Si on ajoute à cela que la finance étant internationale, et que dès lors la crise que cette dernière a générée ne pourra être résolue qu’au plan international, via le G20 et avec l’aide du FMI, il est farfelu de penser - par idéologie ? - que l’UE serait en toute matière "efficiente". Comme les Etats membres, l’Union a aussi ses limites. Si elle peut être efficace pour, par ex, surveiller les frontières de l’UE, il n’en va pas de même, quand la matière dépasse son champ d’influence.
Le G20 est à cet égard symbolique. Rien n’a pu être décidé tant que le Président des USA n’était pas élu. Preuve que 27 Etats membres peuvent bien être unis sur une question, ils ne font pas le poids devant les USA.
Laissez croire que le traité de Lisbonne offrirait à l’UE une "voix" plus importante, est d’un ridicule sans nom. L’union ne fait pas toujours la force. La France est à cet égard l’exemple type de la contre argumentation en faveur de l’Union Européenne, qui parce qu’unie, pèserait plus au niveau international. L’Histoire de France démontre que ce n’est pas la taille qui compte, mais la volonté politique et l’image véhiculée par le pays.

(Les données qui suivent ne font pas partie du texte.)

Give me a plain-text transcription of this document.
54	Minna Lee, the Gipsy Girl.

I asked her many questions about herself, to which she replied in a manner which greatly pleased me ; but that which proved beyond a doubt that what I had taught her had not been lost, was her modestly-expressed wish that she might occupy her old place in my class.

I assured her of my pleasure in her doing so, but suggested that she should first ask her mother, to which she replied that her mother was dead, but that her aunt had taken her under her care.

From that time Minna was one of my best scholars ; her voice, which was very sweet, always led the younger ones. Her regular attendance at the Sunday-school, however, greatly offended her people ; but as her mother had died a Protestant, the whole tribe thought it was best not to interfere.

On ne peut être que frappé, à cet égard, par la myopie d’une partie des médias, qui sont allés expliquer que Nicolas SARKOZY avait (re)lancé l’Europe politique ! Un observateur averti sait que Nicolas SARKOZY n’a pu organiser des réunions internationales, intervenir dans un conflit, peser de tout son poids, que parce qu’il est le Président de la France. Aurait il été Président de la Bulgarie, de la République Tchèque, voire même de l’Italie, qu’il n’aurait pas pu réaliser ce qu’il a fait lors de la présidence européenne de la France. Nicolas SARKOZY qui demande, au nom de la France, une réunion du G20, c’est légitime, et c’est ce qu’on attend d’un Président d’un pays connu pour son interventionnisme étatique. C’est ce qu’on attend de la France, qui pour des raisons qui peuvent surprendre, est et demeure, en dépit des déceptions qu’elle a pu susciter au cours de sa longue existence, un immense espoir dans de nombreux pays, et un pays "qui compte" au niveau européen, parce qu’il n’a pas sa langue dans sa poche. (Du moins est ce la vision idéalisée de la France)
M. BARROSO ou un éventuel "Président de l’Union" qui fait la même demande, c’est des sarcasmes et une fin de non recevoir.
La France est la France, et on n’éconduit pas la France. L’Union Européenne n’est que la remorque des USA, quel besoin aurait on de l’écouter ? Toute la différence est là. Derrière la France, il y a du monde. Et la France se fait le porte parole de ceux qui ne peuvent ou ne veulent pas s’exprimer, pour x ou y raison. Alors que derrière M. BARROSO, il n’y a, au fond, que 27 commissaires illégitimes, qui ont souvent des opinions aux antipodes de celles des "européens" dont ils sont pourtant censés défendre les intérêts.